"Remarqués pour leur astucieuse imagerie tout en couleurs primaires façon Mondrian, les White Stripes font désormais dans le monochrome. Le duo 100 % rock'n'roll
formé il y a une décennie à Detroit (Michigan) par Jack et Meg White (que le premier continue de présenter comme sa "grande soeur" alors qu'elle fut son épouse) voit rouge.
Lundi 11 juin, au Zénith de Paris, tout était repeint dans cette teinte : le fond de scène et les éclairages, les tee-shirts et les pantalons, les amplis et les enceintes de retour, les claviers et la guitare électrique de Jack White. Plus les potentiomètres, calés dans le rouge. Une couleur pour une seule religion, le blues.

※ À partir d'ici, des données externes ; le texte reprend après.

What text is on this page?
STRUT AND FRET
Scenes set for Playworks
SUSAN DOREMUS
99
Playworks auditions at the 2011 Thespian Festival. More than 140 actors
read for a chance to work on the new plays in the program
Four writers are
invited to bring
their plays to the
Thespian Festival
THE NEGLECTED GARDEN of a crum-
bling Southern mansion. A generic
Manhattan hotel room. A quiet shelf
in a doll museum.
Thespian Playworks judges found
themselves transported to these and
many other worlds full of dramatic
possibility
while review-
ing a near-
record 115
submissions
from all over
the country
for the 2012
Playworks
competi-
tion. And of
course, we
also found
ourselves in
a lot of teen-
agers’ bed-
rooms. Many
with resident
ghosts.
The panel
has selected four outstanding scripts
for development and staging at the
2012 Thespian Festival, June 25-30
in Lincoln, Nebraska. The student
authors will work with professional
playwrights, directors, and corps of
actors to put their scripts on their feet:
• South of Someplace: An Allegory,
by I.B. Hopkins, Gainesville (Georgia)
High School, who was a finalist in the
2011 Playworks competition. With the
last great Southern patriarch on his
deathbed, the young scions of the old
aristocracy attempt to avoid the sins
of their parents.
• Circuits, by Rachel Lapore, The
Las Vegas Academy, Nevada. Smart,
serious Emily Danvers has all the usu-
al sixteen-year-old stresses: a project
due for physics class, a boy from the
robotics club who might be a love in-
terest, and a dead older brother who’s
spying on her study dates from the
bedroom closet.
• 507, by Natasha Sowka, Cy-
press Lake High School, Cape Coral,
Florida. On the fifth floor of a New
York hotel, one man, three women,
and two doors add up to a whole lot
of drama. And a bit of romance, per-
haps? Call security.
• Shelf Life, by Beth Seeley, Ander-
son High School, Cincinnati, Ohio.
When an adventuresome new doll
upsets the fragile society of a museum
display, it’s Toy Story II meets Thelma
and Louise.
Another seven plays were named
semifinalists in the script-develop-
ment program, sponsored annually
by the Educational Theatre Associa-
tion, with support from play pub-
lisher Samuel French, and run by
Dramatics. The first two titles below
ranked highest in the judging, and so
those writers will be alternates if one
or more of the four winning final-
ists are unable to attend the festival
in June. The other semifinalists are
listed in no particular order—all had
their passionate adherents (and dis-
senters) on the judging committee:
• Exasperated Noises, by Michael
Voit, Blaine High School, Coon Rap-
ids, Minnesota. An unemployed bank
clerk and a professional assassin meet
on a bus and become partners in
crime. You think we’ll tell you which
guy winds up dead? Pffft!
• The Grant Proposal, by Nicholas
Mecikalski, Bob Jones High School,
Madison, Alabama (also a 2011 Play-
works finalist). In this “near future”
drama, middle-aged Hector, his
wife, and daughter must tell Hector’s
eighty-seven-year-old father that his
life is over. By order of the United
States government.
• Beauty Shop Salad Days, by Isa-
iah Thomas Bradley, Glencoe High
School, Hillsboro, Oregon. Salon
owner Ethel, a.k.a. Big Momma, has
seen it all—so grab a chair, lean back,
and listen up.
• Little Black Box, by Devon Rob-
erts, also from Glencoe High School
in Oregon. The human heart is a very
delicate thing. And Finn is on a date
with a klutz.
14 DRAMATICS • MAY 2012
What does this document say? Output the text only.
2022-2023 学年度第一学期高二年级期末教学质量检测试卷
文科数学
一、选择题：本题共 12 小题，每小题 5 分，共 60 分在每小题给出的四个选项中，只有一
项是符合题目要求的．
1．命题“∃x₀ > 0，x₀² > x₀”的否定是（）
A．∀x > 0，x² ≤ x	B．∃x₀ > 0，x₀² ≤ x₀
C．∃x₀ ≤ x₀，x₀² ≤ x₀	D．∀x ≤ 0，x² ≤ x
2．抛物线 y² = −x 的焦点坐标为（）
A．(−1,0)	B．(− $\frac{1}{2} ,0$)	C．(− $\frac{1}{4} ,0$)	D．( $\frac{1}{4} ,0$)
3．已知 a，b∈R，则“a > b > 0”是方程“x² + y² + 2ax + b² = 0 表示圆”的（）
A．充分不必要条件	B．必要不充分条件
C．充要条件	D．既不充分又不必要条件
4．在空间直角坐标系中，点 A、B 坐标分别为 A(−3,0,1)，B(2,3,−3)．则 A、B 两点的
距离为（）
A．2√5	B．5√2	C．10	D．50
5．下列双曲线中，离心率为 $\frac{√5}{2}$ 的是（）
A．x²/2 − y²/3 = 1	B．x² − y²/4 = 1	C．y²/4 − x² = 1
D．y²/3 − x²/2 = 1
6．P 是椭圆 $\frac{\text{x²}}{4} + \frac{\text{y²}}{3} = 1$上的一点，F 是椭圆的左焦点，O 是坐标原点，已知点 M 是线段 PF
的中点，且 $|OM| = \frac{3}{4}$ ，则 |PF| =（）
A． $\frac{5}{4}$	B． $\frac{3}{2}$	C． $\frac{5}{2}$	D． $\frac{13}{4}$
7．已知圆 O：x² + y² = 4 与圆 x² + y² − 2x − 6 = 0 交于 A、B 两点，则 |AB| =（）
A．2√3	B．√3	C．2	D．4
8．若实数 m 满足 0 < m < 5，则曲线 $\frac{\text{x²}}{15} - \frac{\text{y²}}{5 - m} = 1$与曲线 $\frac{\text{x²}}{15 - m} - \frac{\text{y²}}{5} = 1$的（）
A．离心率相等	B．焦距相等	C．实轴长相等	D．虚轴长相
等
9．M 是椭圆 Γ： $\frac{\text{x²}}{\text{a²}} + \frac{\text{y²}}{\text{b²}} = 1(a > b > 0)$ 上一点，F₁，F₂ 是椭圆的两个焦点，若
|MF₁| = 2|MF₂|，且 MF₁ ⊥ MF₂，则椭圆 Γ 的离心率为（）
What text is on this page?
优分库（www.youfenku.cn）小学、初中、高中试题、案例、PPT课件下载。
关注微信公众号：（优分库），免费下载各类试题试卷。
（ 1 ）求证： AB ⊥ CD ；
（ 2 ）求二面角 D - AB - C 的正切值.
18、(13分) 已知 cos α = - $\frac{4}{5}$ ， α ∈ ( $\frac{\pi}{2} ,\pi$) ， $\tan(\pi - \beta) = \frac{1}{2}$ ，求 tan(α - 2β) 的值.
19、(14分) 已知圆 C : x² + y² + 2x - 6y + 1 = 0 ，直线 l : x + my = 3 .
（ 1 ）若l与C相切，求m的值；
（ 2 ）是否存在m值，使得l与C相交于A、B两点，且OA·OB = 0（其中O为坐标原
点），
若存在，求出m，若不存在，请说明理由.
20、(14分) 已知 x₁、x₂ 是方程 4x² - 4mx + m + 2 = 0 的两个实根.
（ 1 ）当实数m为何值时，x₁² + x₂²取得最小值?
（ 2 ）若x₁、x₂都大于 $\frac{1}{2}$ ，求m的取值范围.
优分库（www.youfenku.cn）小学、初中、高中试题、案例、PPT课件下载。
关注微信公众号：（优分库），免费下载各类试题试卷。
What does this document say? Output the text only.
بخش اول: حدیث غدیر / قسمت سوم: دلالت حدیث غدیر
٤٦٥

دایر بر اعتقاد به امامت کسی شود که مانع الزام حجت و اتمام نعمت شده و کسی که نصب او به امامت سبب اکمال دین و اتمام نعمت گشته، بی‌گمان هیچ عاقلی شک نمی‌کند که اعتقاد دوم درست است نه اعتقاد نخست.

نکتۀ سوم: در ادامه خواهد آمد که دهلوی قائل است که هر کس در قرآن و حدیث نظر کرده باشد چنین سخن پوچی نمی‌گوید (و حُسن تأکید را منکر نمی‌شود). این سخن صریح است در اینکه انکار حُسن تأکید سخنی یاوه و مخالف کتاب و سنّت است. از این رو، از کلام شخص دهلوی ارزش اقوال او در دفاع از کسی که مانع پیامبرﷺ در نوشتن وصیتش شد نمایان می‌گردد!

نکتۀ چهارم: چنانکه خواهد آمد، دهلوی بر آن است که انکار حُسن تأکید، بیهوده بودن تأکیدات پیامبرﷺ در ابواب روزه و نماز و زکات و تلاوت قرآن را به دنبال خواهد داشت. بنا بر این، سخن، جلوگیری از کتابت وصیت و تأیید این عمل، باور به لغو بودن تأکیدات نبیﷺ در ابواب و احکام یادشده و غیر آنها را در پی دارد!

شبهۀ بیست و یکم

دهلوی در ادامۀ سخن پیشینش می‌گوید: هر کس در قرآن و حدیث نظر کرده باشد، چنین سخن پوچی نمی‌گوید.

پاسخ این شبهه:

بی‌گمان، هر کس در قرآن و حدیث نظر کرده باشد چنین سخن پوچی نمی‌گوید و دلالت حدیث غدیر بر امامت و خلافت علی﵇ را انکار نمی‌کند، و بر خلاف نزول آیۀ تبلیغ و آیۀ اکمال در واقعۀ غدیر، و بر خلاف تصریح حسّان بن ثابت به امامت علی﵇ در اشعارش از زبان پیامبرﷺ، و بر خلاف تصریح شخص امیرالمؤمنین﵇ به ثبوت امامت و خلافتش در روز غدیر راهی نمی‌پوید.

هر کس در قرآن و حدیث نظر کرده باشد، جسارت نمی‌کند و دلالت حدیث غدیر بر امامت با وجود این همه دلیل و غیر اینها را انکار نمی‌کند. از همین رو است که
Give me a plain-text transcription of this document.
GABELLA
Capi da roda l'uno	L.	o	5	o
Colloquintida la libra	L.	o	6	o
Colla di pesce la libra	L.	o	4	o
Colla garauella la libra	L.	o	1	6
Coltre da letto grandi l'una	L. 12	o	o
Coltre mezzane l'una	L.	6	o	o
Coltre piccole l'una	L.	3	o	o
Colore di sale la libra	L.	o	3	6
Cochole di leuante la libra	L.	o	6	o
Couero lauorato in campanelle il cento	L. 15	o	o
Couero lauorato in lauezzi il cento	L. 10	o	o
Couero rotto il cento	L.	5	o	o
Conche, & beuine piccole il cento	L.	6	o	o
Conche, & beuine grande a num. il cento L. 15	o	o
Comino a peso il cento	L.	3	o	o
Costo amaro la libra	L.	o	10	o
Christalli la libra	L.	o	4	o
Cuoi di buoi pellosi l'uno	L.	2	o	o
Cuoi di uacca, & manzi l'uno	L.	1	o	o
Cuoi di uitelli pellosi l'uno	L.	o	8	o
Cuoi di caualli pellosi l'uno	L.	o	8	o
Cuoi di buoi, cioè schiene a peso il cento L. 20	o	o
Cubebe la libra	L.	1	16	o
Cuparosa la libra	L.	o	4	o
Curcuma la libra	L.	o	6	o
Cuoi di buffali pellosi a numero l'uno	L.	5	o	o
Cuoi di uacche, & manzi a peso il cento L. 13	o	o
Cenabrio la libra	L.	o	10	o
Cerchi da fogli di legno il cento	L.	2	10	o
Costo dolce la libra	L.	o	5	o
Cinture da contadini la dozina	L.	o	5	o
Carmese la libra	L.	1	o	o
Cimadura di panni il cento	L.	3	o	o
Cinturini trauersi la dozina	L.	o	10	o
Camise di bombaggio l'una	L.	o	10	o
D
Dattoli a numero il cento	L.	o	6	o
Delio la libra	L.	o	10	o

Le miracle White Stripes perdure, que l'on pourrait résumer ainsi : comment faire du moderne, du branché, du sexy, avec du préhistorique. Le tandem est parvenu à passionner toute une génération, celle des petits enfants d'Elvis, pour une cause que l'on croyait perdue, cette musique que l'on décrivait comme poussiéreuse, ou plutôt boueuse comme les eaux du Mississippi où la légende l'a fait naître. Pasteurs du blues, les White Stripes sont aussi des passeurs. Ils incitent leurs fans à remonter l'arbre généalogique en diffusant, par exemple, la voix de Muddy Waters dans la sono.
Sans la qualité de leur discographie, sans la vérité de la scène, l'affaire se serait résumée à une ruse de marketing.
Lundi, à deux seulement, les White Stripes ont réussi l'exploit de transformer le Zénith – salle redoutable pour sa froideur – en brasier. Et ils ont goûté à ce privilège réservé
aux musiciens dans le vent : faire ovationner les chansons d'un sixième album, Icky Thump (XL/Beggars), inédit pour leur public puisqu'il paraîtra le 18 juin.
L'objet marque un retour à la grammaire fondamentale du blues, à l'hégémonie absolue des guitares, à la toute puissance du riff et du rebond sur le
contre-temps. Le piano et le marimba de Get Behind Me Satan (2005), disque de diversification, ont été revendus.
L'épisode des Raconteurs, le quatuor parallèle formé par Jack White pour échapper au carcan du minimalisme, est (provisoirement) oublié.
Batteuse décriée pour sa cognée de bûcheronne, Meg White a retrouvé son trône. Finalement, elle s'avère aussi irremplaçable que pouvait l'être Ringo Starr chez les Beatles. Sa complicité avec son
partenaire est parfaite : ils se jaugent, s'apostrophent, se surprennent, se mettent en danger, s'amusent.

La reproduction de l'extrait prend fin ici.